Сон! Знаешь ли ты, что такое сон свободного человека? Нет, те не знаешь, что такое сон свободного человека! От моего свободного сна меня может оторвать только исключительно лишь сильная потребность в еде! А знаешь ли ты, что такое неспешная трапеза свободного человека? Нет, ты не знаешь, что такое неспешная трапеза свободного человека! От еды же меня может оторвать только лишь сильная потребность в малой или большой нужде! Знаешь ли ты…

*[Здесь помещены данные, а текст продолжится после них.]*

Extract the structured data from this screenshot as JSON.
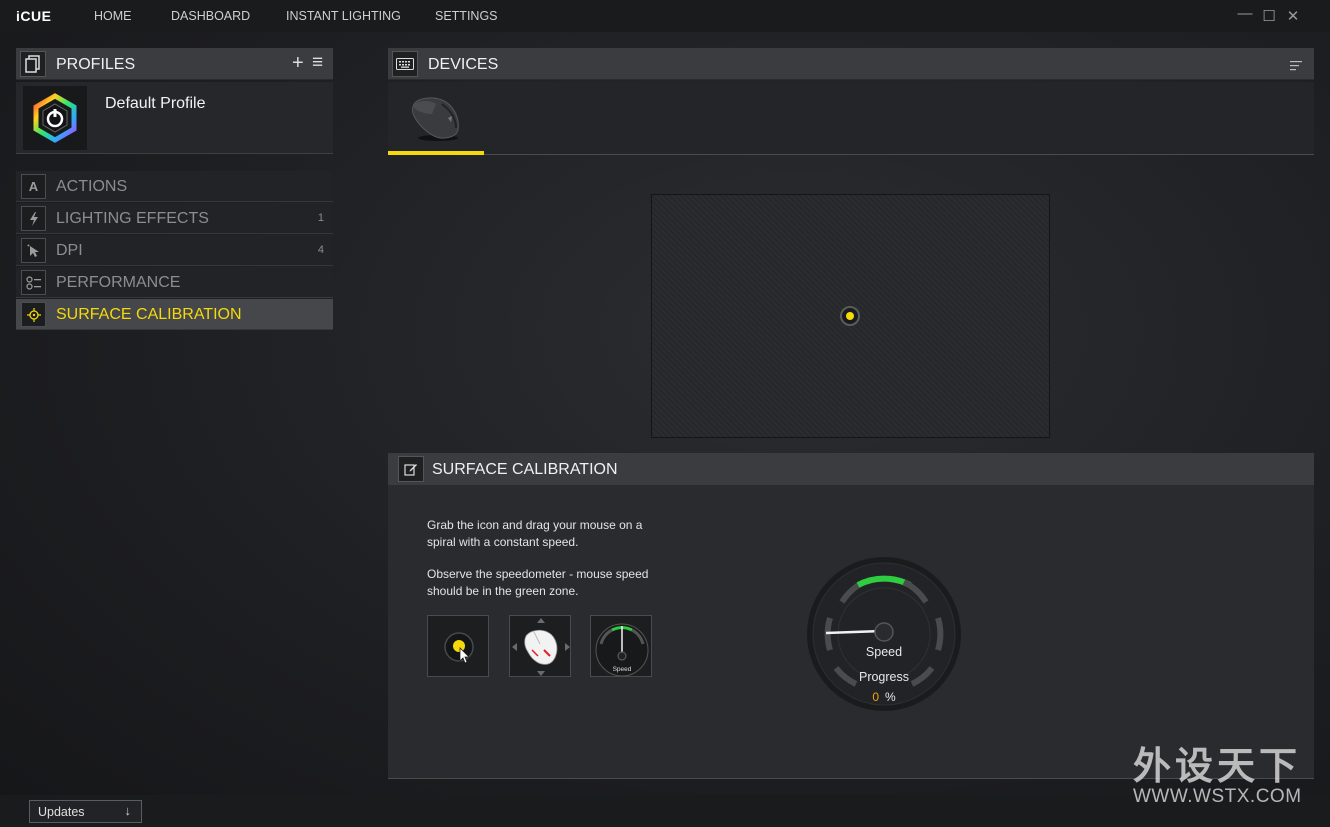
{
  "app": {
    "title": "iCUE"
  },
  "nav": {
    "home": "HOME",
    "dashboard": "DASHBOARD",
    "instant_lighting": "INSTANT LIGHTING",
    "settings": "SETTINGS"
  },
  "window_controls": {
    "minimize": "—",
    "maximize": "☐",
    "close": "✕"
  },
  "profiles": {
    "header": "PROFILES",
    "add": "+",
    "menu": "≡",
    "current": "Default Profile"
  },
  "menu": {
    "items": [
      {
        "label": "ACTIONS",
        "count": "",
        "icon": "actions-icon"
      },
      {
        "label": "LIGHTING EFFECTS",
        "count": "1",
        "icon": "lightning-icon"
      },
      {
        "label": "DPI",
        "count": "4",
        "icon": "dpi-cursor-icon"
      },
      {
        "label": "PERFORMANCE",
        "count": "",
        "icon": "performance-icon"
      },
      {
        "label": "SURFACE CALIBRATION",
        "count": "",
        "icon": "crosshair-icon",
        "active": true
      }
    ]
  },
  "devices": {
    "header": "DEVICES",
    "selected": "mouse"
  },
  "calibration": {
    "header": "SURFACE CALIBRATION",
    "instruction_1": "Grab the icon and drag your mouse on a spiral with a constant speed.",
    "instruction_2": "Observe the speedometer - mouse speed should be in the green zone.",
    "step3_label": "Speed",
    "gauge_label": "Speed",
    "progress_label": "Progress",
    "progress_value": "0",
    "progress_unit": "%"
  },
  "footer": {
    "updates": "Updates",
    "updates_icon": "↓"
  },
  "watermark": {
    "cn": "外设天下",
    "en": "WWW.WSTX.COM"
  },
  "colors": {
    "accent": "#f5d90a",
    "progress": "#f5a500",
    "green_zone": "#2ecc40"
  }
}
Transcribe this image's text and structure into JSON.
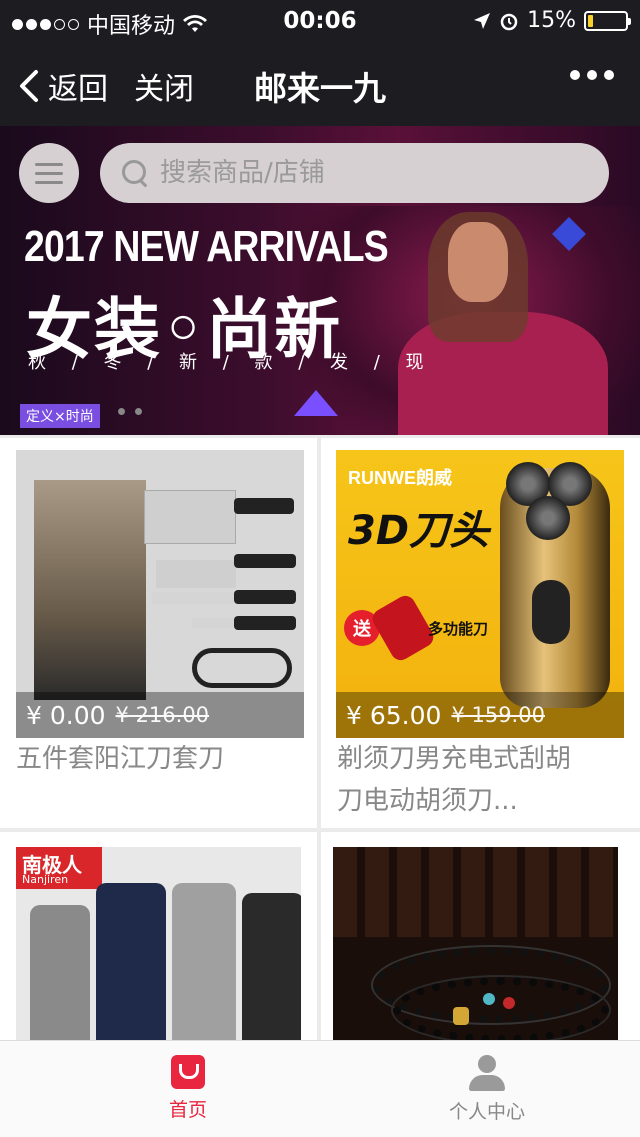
{
  "status_bar": {
    "carrier": "中国移动",
    "time": "00:06",
    "battery": "15%",
    "battery_level": 0.15,
    "signal_icon": "signal-dots-icon",
    "wifi_icon": "wifi-icon",
    "location_icon": "location-arrow-icon",
    "alarm_icon": "alarm-icon"
  },
  "nav": {
    "back": "返回",
    "close": "关闭",
    "title": "邮来一九",
    "more_icon": "more-dots-icon"
  },
  "banner": {
    "search_placeholder": "搜索商品/店铺",
    "headline": "2017 NEW ARRIVALS",
    "subheadline": "女装◦尚新",
    "tagline": "秋 / 冬 / 新 / 款 / 发 / 现",
    "tag": "定义×时尚",
    "colors": {
      "bg": "#3b0d2c",
      "accent": "#7a4ee0"
    }
  },
  "products": [
    {
      "name": "五件套阳江刀套刀",
      "price": "¥ 0.00",
      "original_price": "¥ 216.00"
    },
    {
      "name": "剃须刀男充电式刮胡刀电动胡须刀...",
      "price": "¥ 65.00",
      "original_price": "¥ 159.00",
      "image_brand": "RUNWE朗威",
      "image_title": "3D刀头",
      "image_gift": "送",
      "image_gift_label": "多功能刀"
    },
    {
      "name": "",
      "image_brand": "南极人",
      "image_brand_en": "Nanjiren"
    },
    {
      "name": ""
    }
  ],
  "tabbar": {
    "home": "首页",
    "profile": "个人中心",
    "active_color": "#e8263f"
  }
}
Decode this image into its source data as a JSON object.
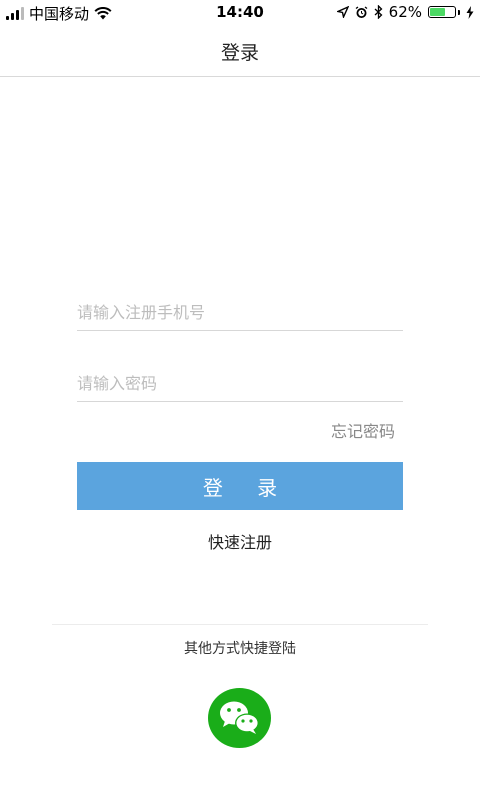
{
  "status_bar": {
    "carrier": "中国移动",
    "time": "14:40",
    "battery_percent": "62%",
    "battery_level": 0.62,
    "icons": [
      "signal-icon",
      "wifi-icon",
      "location-icon",
      "alarm-icon",
      "bluetooth-icon",
      "battery-icon",
      "charging-icon"
    ]
  },
  "nav": {
    "title": "登录"
  },
  "form": {
    "phone_placeholder": "请输入注册手机号",
    "phone_value": "",
    "password_placeholder": "请输入密码",
    "password_value": "",
    "forgot_label": "忘记密码",
    "login_label": "登 录",
    "register_label": "快速注册"
  },
  "other_login": {
    "label": "其他方式快捷登陆",
    "icon": "wechat-icon"
  },
  "colors": {
    "primary": "#5ba4de",
    "wechat": "#1aad19",
    "battery": "#4cd964"
  }
}
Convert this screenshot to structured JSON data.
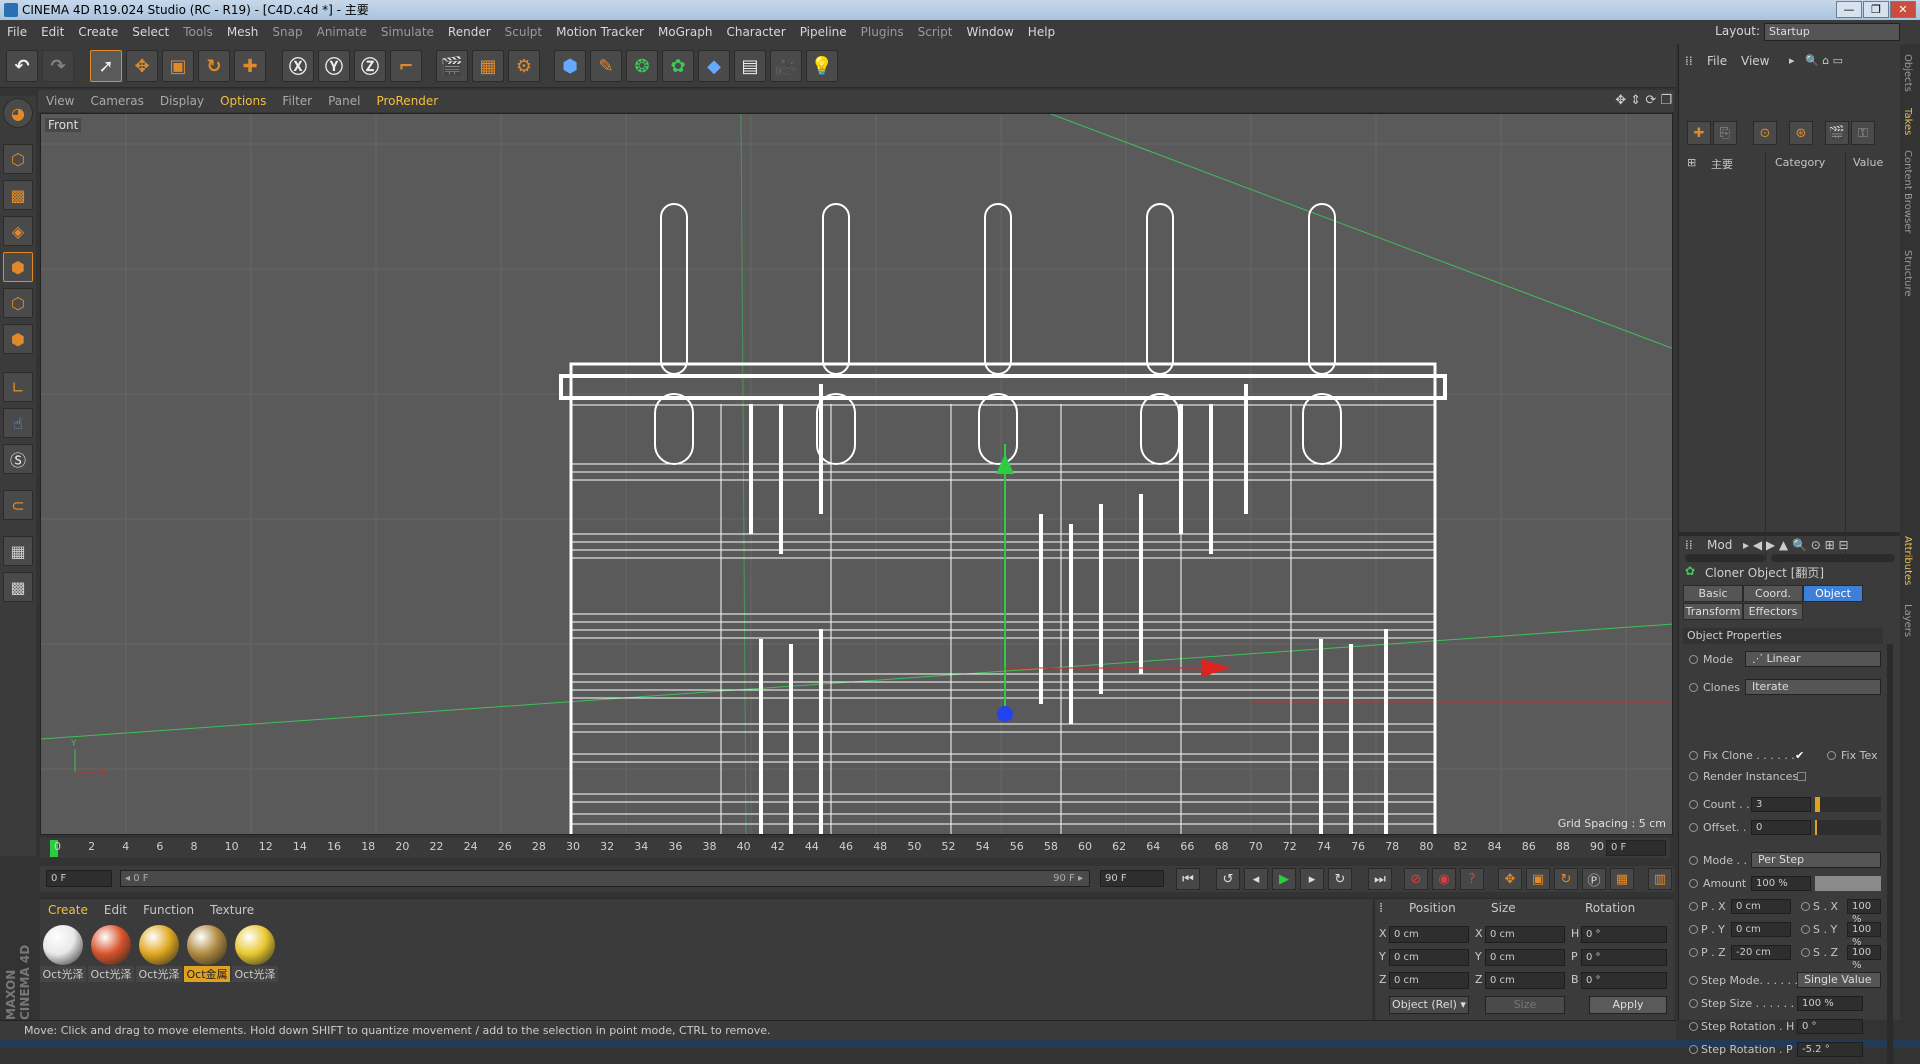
{
  "title": "CINEMA 4D R19.024 Studio (RC - R19) - [C4D.c4d *] - 主要",
  "window_buttons": [
    "—",
    "❐",
    "✕"
  ],
  "menu": [
    "File",
    "Edit",
    "Create",
    "Select",
    "Tools",
    "Mesh",
    "Snap",
    "Animate",
    "Simulate",
    "Render",
    "Sculpt",
    "Motion Tracker",
    "MoGraph",
    "Character",
    "Pipeline",
    "Plugins",
    "Script",
    "Window",
    "Help"
  ],
  "layout": {
    "label": "Layout:",
    "value": "Startup"
  },
  "viewport": {
    "menu": [
      "View",
      "Cameras",
      "Display",
      "Options",
      "Filter",
      "Panel",
      "ProRender"
    ],
    "active_menu": "Options",
    "camera_label": "Front",
    "grid_spacing": "Grid Spacing : 5 cm",
    "axis_y": "Y",
    "axis_x": "X"
  },
  "timeline": {
    "ticks": [
      "0",
      "2",
      "4",
      "6",
      "8",
      "10",
      "12",
      "14",
      "16",
      "18",
      "20",
      "22",
      "24",
      "26",
      "28",
      "30",
      "32",
      "34",
      "36",
      "38",
      "40",
      "42",
      "44",
      "46",
      "48",
      "50",
      "52",
      "54",
      "56",
      "58",
      "60",
      "62",
      "64",
      "66",
      "68",
      "70",
      "72",
      "74",
      "76",
      "78",
      "80",
      "82",
      "84",
      "86",
      "88",
      "90"
    ],
    "current_frame": "0 F"
  },
  "transport": {
    "start_field": "0 F",
    "range_start": "◂ 0 F",
    "range_end": "90 F ▸",
    "end_field": "90 F"
  },
  "materials": {
    "menu": [
      "Create",
      "Edit",
      "Function",
      "Texture"
    ],
    "active_menu": "Create",
    "items": [
      {
        "label": "Oct光泽",
        "color": "#e8e8e8",
        "selected": false
      },
      {
        "label": "Oct光泽",
        "color": "#d9532b",
        "selected": false
      },
      {
        "label": "Oct光泽",
        "color": "#e0a820",
        "selected": false
      },
      {
        "label": "Oct金属",
        "color": "#b08a40",
        "selected": true
      },
      {
        "label": "Oct光泽",
        "color": "#e8c830",
        "selected": false
      }
    ]
  },
  "coordinates": {
    "headers": [
      "Position",
      "Size",
      "Rotation"
    ],
    "rows": [
      {
        "pl": "X",
        "pv": "0 cm",
        "sl": "X",
        "sv": "0 cm",
        "rl": "H",
        "rv": "0 °"
      },
      {
        "pl": "Y",
        "pv": "0 cm",
        "sl": "Y",
        "sv": "0 cm",
        "rl": "P",
        "rv": "0 °"
      },
      {
        "pl": "Z",
        "pv": "0 cm",
        "sl": "Z",
        "sv": "0 cm",
        "rl": "B",
        "rv": "0 °"
      }
    ],
    "mode_select": "Object (Rel) ▾",
    "size_select": "Size",
    "apply": "Apply"
  },
  "status": "Move: Click and drag to move elements. Hold down SHIFT to quantize movement / add to the selection in point mode, CTRL to remove.",
  "maxon": "MAXON CINEMA 4D",
  "objects_panel": {
    "menu": [
      "File",
      "View"
    ],
    "root": "主要",
    "columns": [
      "Category",
      "Value"
    ]
  },
  "attributes": {
    "menu": "Mod",
    "object_title": "Cloner Object [翻页]",
    "tabs": [
      "Basic",
      "Coord.",
      "Object",
      "Transform",
      "Effectors"
    ],
    "active_tab": "Object",
    "section": "Object Properties",
    "mode_label": "Mode",
    "mode_value": "⋰ Linear",
    "clones_label": "Clones",
    "clones_value": "Iterate",
    "fix_clone": "Fix Clone . . . . . .",
    "fix_texture": "Fix Tex",
    "render_instances": "Render Instances",
    "count_label": "Count . .",
    "count_value": "3",
    "offset_label": "Offset. .",
    "offset_value": "0",
    "mode2_label": "Mode . .",
    "mode2_value": "Per Step",
    "amount_label": "Amount",
    "amount_value": "100 %",
    "pos": [
      {
        "label": "P . X",
        "value": "0 cm",
        "slabel": "S . X",
        "svalue": "100 %"
      },
      {
        "label": "P . Y",
        "value": "0 cm",
        "slabel": "S . Y",
        "svalue": "100 %"
      },
      {
        "label": "P . Z",
        "value": "-20 cm",
        "slabel": "S . Z",
        "svalue": "100 %"
      }
    ],
    "step_mode_label": "Step Mode. . . . . . . .",
    "step_mode_value": "Single Value",
    "step_size_label": "Step Size . . . . . . . .",
    "step_size_value": "100 %",
    "step_rot_h_label": "Step Rotation . H",
    "step_rot_h_value": "0 °",
    "step_rot_p_label": "Step Rotation . P",
    "step_rot_p_value": "-5.2 °"
  },
  "right_tabs": [
    "Objects",
    "Takes",
    "Content Browser",
    "Structure",
    "Attributes",
    "Layers"
  ],
  "colors": {
    "accent": "#f0c040",
    "selected_tab": "#3f7fd8",
    "bg": "#3b3b3b",
    "viewport": "#5a5a5a"
  }
}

БОРИСЛАВ: Извини меня, мой философский брат, ДИОНИСИО: Я перебью тебя. Правильно ли я тебя понял? Означают ли твои слова, что оторвать от сна тебя может только лишь еда, как ты указал, но никакая нужда — та или иная — не может этого сделать? И если я тебя правильно понял, ты ещё дополнительно ко всему знаешь, что такое неспешный или же залповый «стул» во время твоего безмятежного сна? Ну, или, по меньшей, малой мере, — энуринация? Ходишь ли ты при этом прямо под себя или же предусмотрительно, как бы предвосхищая события, даже можно сказать, зорко всматриваясь в Будущее, подкладываешь в постель судно?!
Не возмущайся так, мой философский брат, Дионисио! Я совершенно не собираюсь иронизировать! Я просто-напросто удивляюсь, видя твою худобу, куда же девается весь физиологический позитив, навар, привес при такой приятной и сытой жизни? И я обеспокоен, а превышает ли — в достаточной степени — входной поток питательных веществ общую массу продуктов метаболизма, в степени, достаточной и необходимой для поддержания жизнеспособности твоего философствующего организма? И достаточно ли вырабатывается твоим организмом энергии для производства философских усилий?!
Ведь согласись, твоя жуткая худоба… худощавость для непосвящённого постороннего человека (стороннего наблюдателя) может говорить лишь о том, что ты гораздо лучше знаешь, не что такое еда, но что такое — голодные обмороки! И не грозит ли тебе, может подумать такой сторонний наблюдатель, возможность вскоре узнать, что такое сон, но уже — сон вечный?! Не прав ли я, мой философский брат, Дионисио?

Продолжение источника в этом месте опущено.